In my own JSON library jsonyx, I use a subclass of SyntaxError to report errors, because they provide more context to the user (the file name and offending line):
json.JSONDecodeError: Expecting value: line 1 column 2 (char 1)
versus
File "<stdin>", line 1, column 2
[,]
^
jsonyx.JSONSyntaxError: Expecting value
This proposal isn’t about changing this behaviour in the json library [1], it’s about providing the tools to implement this in a third party library. Let me explain.
Unlike python files, lines in a JSON file can get very long, making the error hard to read:
File '<stdin>', line 1
{"glossary": {"title": "example glossary", "GlossDiv": {"title": "S", "G
lossList": {"GlossEntry": {"ID": "SGML", "SortAs": "SGML", "GlossTerm": "Sta
ndard Generalized Markup Language", "Acronym": "SGML", "Abbrev": "ISO 8879:1
986", "GlossDef": {"para": "A meta-markup language, used to create markup la
nguages such as DocBook.", "GlossSeeAlso": ["GML", "XML"]}, "GlossSee"}}}}}
^
jsonyx.JSONSyntaxError: Expecting ':' delimiter
So, I truncated the line and adjusted the offset (which is far from trivial):
Show code
def _get_err_context(doc: str, start: int, end: int) -> tuple[int, str, int]:
line_start: int = max(
doc.rfind("\n", 0, start), doc.rfind("\r", 0, start),
) + 1
if match := _match_whitespace(doc, line_start):
line_start = min(match.end(), start)
if match := _match_line_end(doc, start):
line_end: int = match.end()
else:
line_end = start
end = min(line_end, end)
if match := _match_whitespace(doc[::-1], len(doc) - line_end):
line_end = max(end, len(doc) - match.end())
if end == start:
end += 1
max_chars: int = get_terminal_size().columns - 4 # leading spaces
if end == line_end + 1: # newline
max_chars -= 1
text_start: int = max(min(
line_end - max_chars, end - 1 - max_chars // 2,
start - (max_chars + 2) // 3,
), line_start)
text_end: int = min(max(
line_start + max_chars, start + (max_chars + 1) // 2,
end + max_chars // 3,
), line_end)
text: str = doc[text_start:text_end].expandtabs(1)
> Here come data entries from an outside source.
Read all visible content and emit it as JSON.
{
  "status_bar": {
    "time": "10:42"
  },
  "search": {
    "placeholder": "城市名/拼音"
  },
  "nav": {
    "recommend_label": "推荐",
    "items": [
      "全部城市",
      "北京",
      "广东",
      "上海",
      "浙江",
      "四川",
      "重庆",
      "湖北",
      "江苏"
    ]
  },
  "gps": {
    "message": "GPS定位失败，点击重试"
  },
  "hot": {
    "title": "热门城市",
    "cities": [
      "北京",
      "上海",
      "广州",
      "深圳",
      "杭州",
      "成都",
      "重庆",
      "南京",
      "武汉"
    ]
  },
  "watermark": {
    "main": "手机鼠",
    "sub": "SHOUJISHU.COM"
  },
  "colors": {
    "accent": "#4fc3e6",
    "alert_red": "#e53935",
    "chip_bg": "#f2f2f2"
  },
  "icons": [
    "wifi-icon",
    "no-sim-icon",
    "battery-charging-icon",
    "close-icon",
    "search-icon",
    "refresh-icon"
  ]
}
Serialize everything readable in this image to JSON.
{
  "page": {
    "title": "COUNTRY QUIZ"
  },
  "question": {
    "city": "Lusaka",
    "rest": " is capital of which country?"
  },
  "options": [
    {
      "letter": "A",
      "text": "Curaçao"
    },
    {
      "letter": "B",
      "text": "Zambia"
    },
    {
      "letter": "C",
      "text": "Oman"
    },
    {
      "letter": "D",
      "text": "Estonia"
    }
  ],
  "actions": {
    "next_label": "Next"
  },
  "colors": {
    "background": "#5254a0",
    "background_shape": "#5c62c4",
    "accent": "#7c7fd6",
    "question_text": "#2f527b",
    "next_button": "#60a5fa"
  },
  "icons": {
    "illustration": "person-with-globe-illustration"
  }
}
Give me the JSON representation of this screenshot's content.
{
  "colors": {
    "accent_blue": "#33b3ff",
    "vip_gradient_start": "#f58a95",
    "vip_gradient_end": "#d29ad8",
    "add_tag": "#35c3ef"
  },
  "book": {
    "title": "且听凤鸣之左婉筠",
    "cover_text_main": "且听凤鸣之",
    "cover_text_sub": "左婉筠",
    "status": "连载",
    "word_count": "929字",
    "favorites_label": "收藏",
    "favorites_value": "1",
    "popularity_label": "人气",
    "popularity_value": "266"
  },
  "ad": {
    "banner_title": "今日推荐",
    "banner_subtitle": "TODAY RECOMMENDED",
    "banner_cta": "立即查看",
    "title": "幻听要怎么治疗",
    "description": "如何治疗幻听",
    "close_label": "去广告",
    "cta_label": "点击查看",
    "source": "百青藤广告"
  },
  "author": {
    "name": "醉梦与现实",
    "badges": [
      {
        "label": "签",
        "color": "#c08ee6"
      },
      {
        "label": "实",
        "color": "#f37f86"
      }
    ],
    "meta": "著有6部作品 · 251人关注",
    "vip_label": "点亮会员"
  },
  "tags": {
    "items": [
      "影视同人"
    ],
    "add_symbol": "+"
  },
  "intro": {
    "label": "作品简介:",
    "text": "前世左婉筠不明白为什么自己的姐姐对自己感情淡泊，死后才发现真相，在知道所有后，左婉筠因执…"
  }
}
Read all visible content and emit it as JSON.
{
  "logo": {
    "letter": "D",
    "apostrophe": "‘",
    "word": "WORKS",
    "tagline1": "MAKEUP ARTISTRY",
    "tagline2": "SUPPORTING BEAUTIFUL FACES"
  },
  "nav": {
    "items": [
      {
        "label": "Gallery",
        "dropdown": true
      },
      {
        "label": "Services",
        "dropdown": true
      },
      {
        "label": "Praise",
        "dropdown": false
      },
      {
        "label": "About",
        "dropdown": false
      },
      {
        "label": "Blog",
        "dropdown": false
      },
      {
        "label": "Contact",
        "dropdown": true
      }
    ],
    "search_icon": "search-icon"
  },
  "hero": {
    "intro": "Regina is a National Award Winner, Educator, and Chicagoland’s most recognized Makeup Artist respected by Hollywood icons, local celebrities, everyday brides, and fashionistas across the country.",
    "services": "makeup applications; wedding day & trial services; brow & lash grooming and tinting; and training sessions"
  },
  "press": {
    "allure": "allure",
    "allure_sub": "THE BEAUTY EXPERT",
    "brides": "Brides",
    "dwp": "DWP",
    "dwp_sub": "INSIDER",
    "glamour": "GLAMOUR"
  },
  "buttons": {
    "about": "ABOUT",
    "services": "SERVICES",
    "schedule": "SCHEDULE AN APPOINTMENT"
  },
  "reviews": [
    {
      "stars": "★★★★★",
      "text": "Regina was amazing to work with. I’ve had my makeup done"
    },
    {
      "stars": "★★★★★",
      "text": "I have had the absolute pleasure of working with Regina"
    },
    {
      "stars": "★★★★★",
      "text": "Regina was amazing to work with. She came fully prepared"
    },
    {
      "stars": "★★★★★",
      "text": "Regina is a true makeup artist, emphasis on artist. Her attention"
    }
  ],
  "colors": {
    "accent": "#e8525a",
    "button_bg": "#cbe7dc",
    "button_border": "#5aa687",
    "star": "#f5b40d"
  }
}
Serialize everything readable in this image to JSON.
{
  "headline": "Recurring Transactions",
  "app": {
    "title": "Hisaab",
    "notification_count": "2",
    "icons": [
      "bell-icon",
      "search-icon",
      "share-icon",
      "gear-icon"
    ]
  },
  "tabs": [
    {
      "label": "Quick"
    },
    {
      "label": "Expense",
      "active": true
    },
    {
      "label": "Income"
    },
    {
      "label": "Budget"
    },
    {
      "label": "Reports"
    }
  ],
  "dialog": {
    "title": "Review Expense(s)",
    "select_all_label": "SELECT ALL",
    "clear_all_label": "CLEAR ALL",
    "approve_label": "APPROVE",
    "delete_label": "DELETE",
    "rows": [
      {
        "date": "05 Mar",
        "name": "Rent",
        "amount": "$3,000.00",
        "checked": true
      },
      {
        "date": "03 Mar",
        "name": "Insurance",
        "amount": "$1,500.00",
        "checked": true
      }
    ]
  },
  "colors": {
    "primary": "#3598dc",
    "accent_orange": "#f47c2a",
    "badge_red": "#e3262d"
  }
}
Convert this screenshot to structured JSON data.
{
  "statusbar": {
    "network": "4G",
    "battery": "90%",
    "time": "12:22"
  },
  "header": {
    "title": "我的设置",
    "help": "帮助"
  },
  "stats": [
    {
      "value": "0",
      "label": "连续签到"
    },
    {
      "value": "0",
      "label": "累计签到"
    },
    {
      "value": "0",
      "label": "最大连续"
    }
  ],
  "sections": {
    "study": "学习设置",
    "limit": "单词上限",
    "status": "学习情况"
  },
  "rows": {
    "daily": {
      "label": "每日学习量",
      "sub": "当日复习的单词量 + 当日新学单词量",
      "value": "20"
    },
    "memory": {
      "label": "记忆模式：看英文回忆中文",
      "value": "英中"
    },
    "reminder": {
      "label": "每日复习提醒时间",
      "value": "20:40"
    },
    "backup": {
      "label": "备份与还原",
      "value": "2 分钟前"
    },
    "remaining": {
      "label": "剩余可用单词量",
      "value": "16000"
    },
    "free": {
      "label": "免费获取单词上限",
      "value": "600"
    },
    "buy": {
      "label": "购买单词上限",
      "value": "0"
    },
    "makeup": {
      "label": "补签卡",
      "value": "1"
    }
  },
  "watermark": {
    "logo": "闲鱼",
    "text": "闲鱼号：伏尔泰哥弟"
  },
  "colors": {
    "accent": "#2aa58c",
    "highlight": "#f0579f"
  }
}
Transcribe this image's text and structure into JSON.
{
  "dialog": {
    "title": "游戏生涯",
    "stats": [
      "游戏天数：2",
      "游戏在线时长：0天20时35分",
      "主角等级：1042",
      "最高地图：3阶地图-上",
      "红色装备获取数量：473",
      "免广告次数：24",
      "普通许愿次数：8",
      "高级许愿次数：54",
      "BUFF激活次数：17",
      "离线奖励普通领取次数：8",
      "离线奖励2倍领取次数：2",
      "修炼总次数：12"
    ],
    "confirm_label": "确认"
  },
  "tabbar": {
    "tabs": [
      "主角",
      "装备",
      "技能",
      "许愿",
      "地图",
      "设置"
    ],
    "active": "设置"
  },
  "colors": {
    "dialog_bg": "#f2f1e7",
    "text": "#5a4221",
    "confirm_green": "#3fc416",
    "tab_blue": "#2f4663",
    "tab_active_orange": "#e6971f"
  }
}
if text_start > line_start:
text = "..." + text[3:]
if len(text) > max_chars:
end -= len(text) - max_chars
text = (
text[:max_chars // 2 - 1] + "..." + text[2 - (max_chars + 1) // 2:]
)
if text_end < line_end:
text = text[:-3] + "..."
return start - text_start + 1, text, end - text_start + 1
File '<stdin>', line 1
...s such as DocBook.", "GlossSeeAlso": ["GML", "XML"]}, "GlossSee"}}}}}
^
jsonyx.JSONSyntaxError: Expecting ':' delimiter
But now there’s no way to determine what the column number is [2], so I’m requesting a way to truncate the line AND display a column number:
File '<stdin>', line 1, column 371
...s such as DocBook.", "GlossSeeAlso": ["GML", "XML"]}, "GlossSee"}}}}}
^
jsonyx.JSONSyntaxError: Expecting ':' delimiter
Possible solutions, ranging from most to least work for people using this feature:
- Automatically truncate SyntaxError and display the offset
- Add a TruncatedSyntaxError which will be truncated automatically and also displays the offset
- Allow specifying the column number in the constructor of SyntaxError
My implementation already:
- strips whitespace
- reserves 1 character at the end of the line
- expands tabs
- truncates start middle and end, potentially all 3
But some questions still remain:
- min, max and default values for the available number of columns
- what to do with unprintable characters
- how should this be configured
Examples from my unit tests
# ("columns", "doc", "start", "end", "offset", "text", "end_offset")
# Remove leading space
(8, " current", 0, 8, 1, " current", 9),
# ^^^^^^^^ ^^^^^^^^
(8, "\tcurrent", 0, 8, 1, " current", 9),
# ^^^^^^^^^ ^^^^^^^^
(8, " current", 1, 8, 1, "current", 8),
# ^^^^^^^ ^^^^^^^
(8, "\tcurrent", 1, 8, 1, "current", 8),
# ^^^^^^^ ^^^^^^^
# Remove trailing space
(8, "current ", 0, 8, 1, "current ", 9),
# ^^^^^^^^ ^^^^^^^^
(8, "current\t", 0, 8, 1, "current ", 9),
# ^^^^^^^^^ ^^^^^^^^
(8, "current ", 0, 7, 1, "current", 8),
# ^^^^^^^ ^^^^^^^
(8, "current\t", 0, 7, 1, "current", 8),
# ^^^^^^^ ^^^^^^^
# No newline
(9, "start-end", 0, 5, 1, "start-end", 6),
# ^^^^^ ^^^^^
# Newline
(8, "current", 7, 7, 8, "current", 9),
# ^ ^
(8, "current", 7, 8, 8, "current", 9),
# ^ ^
# At least one character
(9, "start-end", 5, 5, 6, "start-end", 7),
# ^ ^
# Expand tabs
(9, "start\tend", 5, 6, 6, "start end", 7),
# ^^ ^
# Truncate start
(6, "start-middle-end", 13, 16, 4, "...end", 7), # line_end
# ^^^ ^^^
(7, "start-middle-end", 16, 17, 7, "...end", 8), # newline
# ^ ^
# Truncate middle
(12, "start-middle-end", 0, 16, 1, "start...-end", 13),
# ^^^^^^^^^^^^^^^^ ^^^^^^^^^^^^
(13, "start-middle-end", 0, 16, 1, "start...e-end", 14),
# ^^^^^^^^^^^^^^^^ ^^^^^^^^^^^^^
# Truncate end
(8, "start-middle-end", 0, 5, 1, "start...", 6), # line_start
# ^^^^^ ^^^^^
# Truncate start and end
(7, "start-middle-end", 5, 6, 4, "...-...", 5),
# ^ ^
(8, "start-middle-end", 5, 6, 5, "...t-...", 6),
# ^ ^
(11, "start-middle-end", 7, 11, 5, "...middl...", 9),
# ^^^^ ^^^^
(12, "start-middle-end", 7, 11, 5, "...middle...", 9),
# ^^^^ ^^^^
(13, "start-middle-end", 7, 11, 6, "...-middle...", 10),
# ^^^^ ^^^^
If you want to play around with this you can install my library and then use the jsonyx format
command:
$ pip install --force-reinstall git+https://github.com/nineteendo/jsonyx
$ echo '[,]' | jsonyx format
File "<stdin>", line 1, column 2
[,]
^
jsonyx.JSONSyntaxError: Expecting value